Le katana, le sabre symbole de la caste des samouraïs, est un point central du film Kill Bill de Quentin Tarantino, film culte en 2 épisodes, et plus particulièrement de sa première partie durant laquelle la fabrication du sabre de la mariée par Hattori Hanzo est mise en valeur. Le katana (刀?) est donc un sabre, arme blanche courbe à un seul tranchant, de plus de 60 cm. Il est porté glissé dans la ceinture, tranchant dirigé vers le haut (vers le bas si le porteur est un cavalier).
« Les lames des sabres japonais sont depuis longtemps renommés pour être les plus tranchantes du monde. Avant que les frontières du Japon ne se ferment au XVIIe siècle, les sabres étaient la marchandise la plus exportée en Chine et dans l’Asie du Sud-Est. Les sabres japonais sont forgés selon une méthode bien particulière avant d’être battus avec le plus grand soin. L’acier à base de sable de fer est fondu dans une forge spécialement prévue à cet effet. La fabrication industrielle des couteaux de cuisine suit le même processus. À l’époque, sabres et hôchô étaient fabriqués par le même forgeron.

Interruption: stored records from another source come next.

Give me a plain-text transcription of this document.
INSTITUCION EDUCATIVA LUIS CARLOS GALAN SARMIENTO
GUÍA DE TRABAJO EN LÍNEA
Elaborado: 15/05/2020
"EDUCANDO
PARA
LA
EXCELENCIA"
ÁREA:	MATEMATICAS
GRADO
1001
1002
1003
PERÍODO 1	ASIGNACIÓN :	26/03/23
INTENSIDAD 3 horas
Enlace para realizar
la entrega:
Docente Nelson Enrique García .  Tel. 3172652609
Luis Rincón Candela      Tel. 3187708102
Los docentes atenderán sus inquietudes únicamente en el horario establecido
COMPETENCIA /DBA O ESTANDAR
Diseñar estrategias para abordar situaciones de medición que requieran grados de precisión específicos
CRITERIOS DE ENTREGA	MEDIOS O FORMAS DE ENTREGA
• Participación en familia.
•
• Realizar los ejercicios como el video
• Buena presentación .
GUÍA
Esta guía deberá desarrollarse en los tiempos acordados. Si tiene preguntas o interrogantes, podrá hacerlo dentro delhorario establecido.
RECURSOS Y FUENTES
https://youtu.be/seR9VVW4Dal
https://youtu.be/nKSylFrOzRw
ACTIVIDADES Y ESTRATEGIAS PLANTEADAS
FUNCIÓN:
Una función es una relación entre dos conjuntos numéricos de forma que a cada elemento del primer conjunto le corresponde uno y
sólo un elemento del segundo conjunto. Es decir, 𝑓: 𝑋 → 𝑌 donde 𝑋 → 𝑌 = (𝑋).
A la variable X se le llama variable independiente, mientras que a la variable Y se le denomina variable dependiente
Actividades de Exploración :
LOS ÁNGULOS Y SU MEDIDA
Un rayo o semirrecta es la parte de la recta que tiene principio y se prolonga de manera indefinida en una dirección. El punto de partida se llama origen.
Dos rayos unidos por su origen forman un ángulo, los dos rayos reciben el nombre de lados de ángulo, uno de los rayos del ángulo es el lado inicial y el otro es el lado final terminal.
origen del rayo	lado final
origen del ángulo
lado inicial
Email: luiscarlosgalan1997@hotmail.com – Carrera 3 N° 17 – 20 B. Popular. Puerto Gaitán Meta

Les lames des couteaux de cuisine occidentaux sont entièrement en acier. Les lames en acier sont effectivement tranchantes mais elles sont trop dures pour couper dans la chair fraîche ou pour faire des tranches très fines. Pour la cuisine japonaise, il faut non seulement que la lame du couteau soit tranchante mais qu’elle soit aussi assez souple pour offrir une bonne sensation de coupe. Pour répondre à ces exigence, la lame du hôchô est recouverte d’une légère couche de fer, tout comme l’était le sabre japonais. Ainsi, ces couteaux permettent de faire un travail beaucoup plus précis et plus délicat.
Le hôchô japonais traditionnel est une lame à simple tranchant. La forme triangulaire du hôchô permet d’obtenir des tranches lisses et régulières. C’est cette lame qui permet de couper la chair tendre du sashimi avec autant de précision et des tranches de radis daikon plus fines que du papier. »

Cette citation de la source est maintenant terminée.